I've always wanted to learn computer programming since I was a kid, back in the days when computers were the scary things they had in school libraries that adults were scared of getting too close to. I even bought a book on C when I was young enough to only require one digit in my age, and I didn't even own a computer and probably had only used one a few dozen times. I have throughout my life bought, attempted to learn, and failed miserably at learning programming many times. Each time I get terribly stuck and confused. I curse the writers of these books who advertise "programming for the absolute beginner" who I seem so disconnected to. I figured it was me, that maybe I wasn't smart enough, or that for some reason I just could never learn how to do cool stuff with a computer. In my most recent spate I bought another book on computer programming - also on Python. While I did learn to do some stuff, there was still this weird disconnect.
But this book is different and now I finally realize what I had been struggling with: the author *actually explains* what each programming concept does. This sounds silly - of course all programming books do that! But you'd be wrong. Apparently understanding what something like "for i in range(10):" does and what each part is for and called is in the realm of 'computer science.' It sounds stupid, but it took me a while in my first couple of attempts at learning programming in the early days, to realize (because no one actually said it), that a computer program is executed from top to bottom, left to right. A program is more like a player piano. So in the first couple of chapters I was delighted that the author actually says that.
So I guess the difference between this book and all the others I've read is that even if the other books say it's for someone who has never programmed before, they make a lot of assumptions about what you know and what you should have figured out from the context. But this book actually explains each concept as it comes up. In fact, this book is more explanation than code. Which is good because when you're starting out you're full of funny concepts about how programming might work. You don't necessarily understand that when you write "x = 2 + y" and then later change the value of y, that won't actually change the value of x. And the reason you don't know that is because the author didn't bother explaining to you exactly how variables work in Python.

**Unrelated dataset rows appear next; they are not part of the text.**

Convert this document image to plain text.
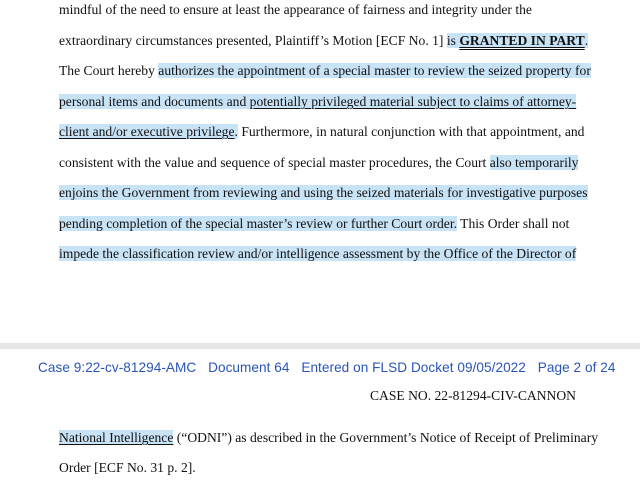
mindful of the need to ensure at least the appearance of fairness and integrity under the
extraordinary circumstances presented, Plaintiff’s Motion [ECF No. 1] is GRANTED IN PART.
The Court hereby authorizes the appointment of a special master to review the seized property for
personal items and documents and potentially privileged material subject to claims of attorney-
client and/or executive privilege. Furthermore, in natural conjunction with that appointment, and
consistent with the value and sequence of special master procedures, the Court also temporarily
enjoins the Government from reviewing and using the seized materials for investigative purposes
pending completion of the special master’s review or further Court order. This Order shall not
impede the classification review and/or intelligence assessment by the Office of the Director of
Case 9:22-cv-81294-AMC Document 64 Entered on FLSD Docket 09/05/2022 Page 2 of 24
CASE NO. 22-81294-CIV-CANNON
National Intelligence (“ODNI”) as described in the Government’s Notice of Receipt of Preliminary
Order [ECF No. 31 p. 2].
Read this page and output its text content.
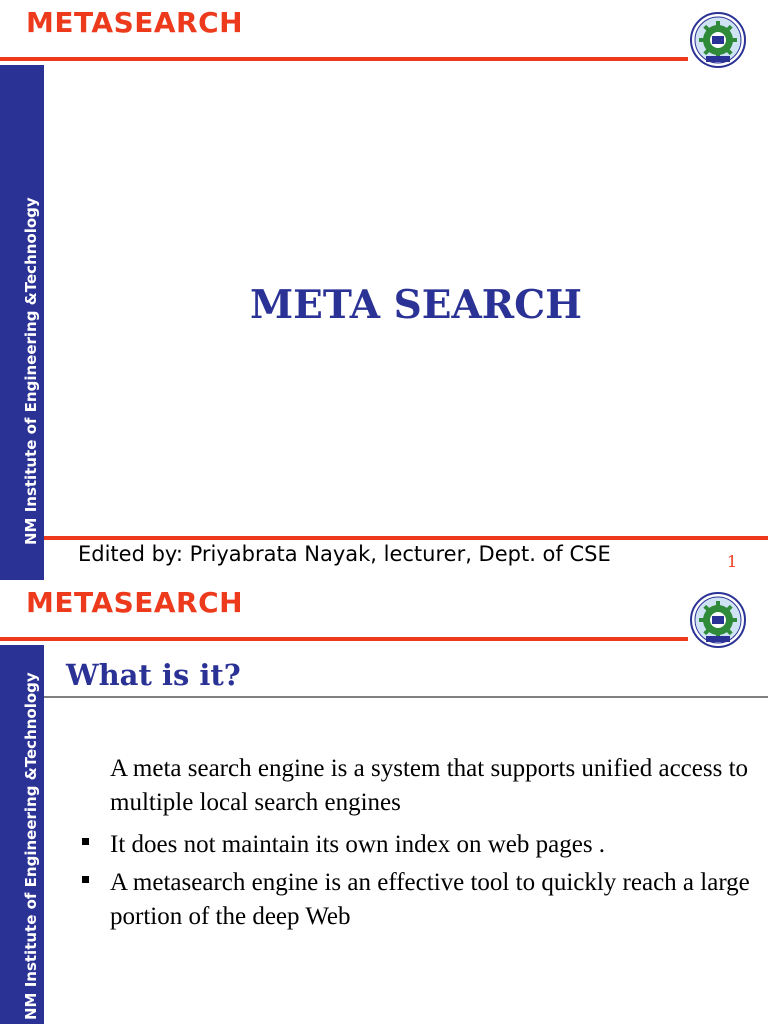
METASEARCH
NM Institute of Engineering &Technology	META SEARCH
Edited by: Priyabrata Nayak, lecturer, Dept. of CSE	1
METASEARCH
NM Institute of Engineering &Technology What is it?
A meta search engine is a system that supports unified access to multiple local search engines
It does not maintain its own index on web pages .
A metasearch engine is an effective tool to quickly reach a large portion of the deep Web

So for learning Python, this is a great resource and exactly what I needed after two decades of on-and-off spates or trying to learn programming. As for learning Computer Science? I guess I don't know a lot about it, but I don't think this would be a great resource. This book doesn't look like it explains binary code to you, or how transistors work, haw NAND and OR circuits work, or any of those sorts of things. There is some of that - it briefly explains the difference between hardware and software, CPU, RAM, etc. But really it's fairly superficial coverage. So the book really should be called Python Programming: A Concept-Based Approach. If I took a class called "an introduction to programming" I would be extremely happy if they assigned this book, but if the class was called "an introduction to computer science" I'd feel as if the class was misrepresented.
Also, I'd also say don't buy this book if you already have a good grounding in some other computer programming language. I think one of those many other books that I struggled with would be a much better fit for you. You won't be lost in poorly defined terminology or zip past what a thing does and focus mostly just on how Python does it. This book will spend way too much time explaining those things you've already figured out by now. If know C++ or Java or whatever, you probably already know the difference between a float and an integer and at the most just need a refresher.
Anyway, I didn't see any other reviews mention these points and I really am glad I found this book. So hopefully you guys will understand better what this book is really all about, which the description does a poor job of doing, in my opinion.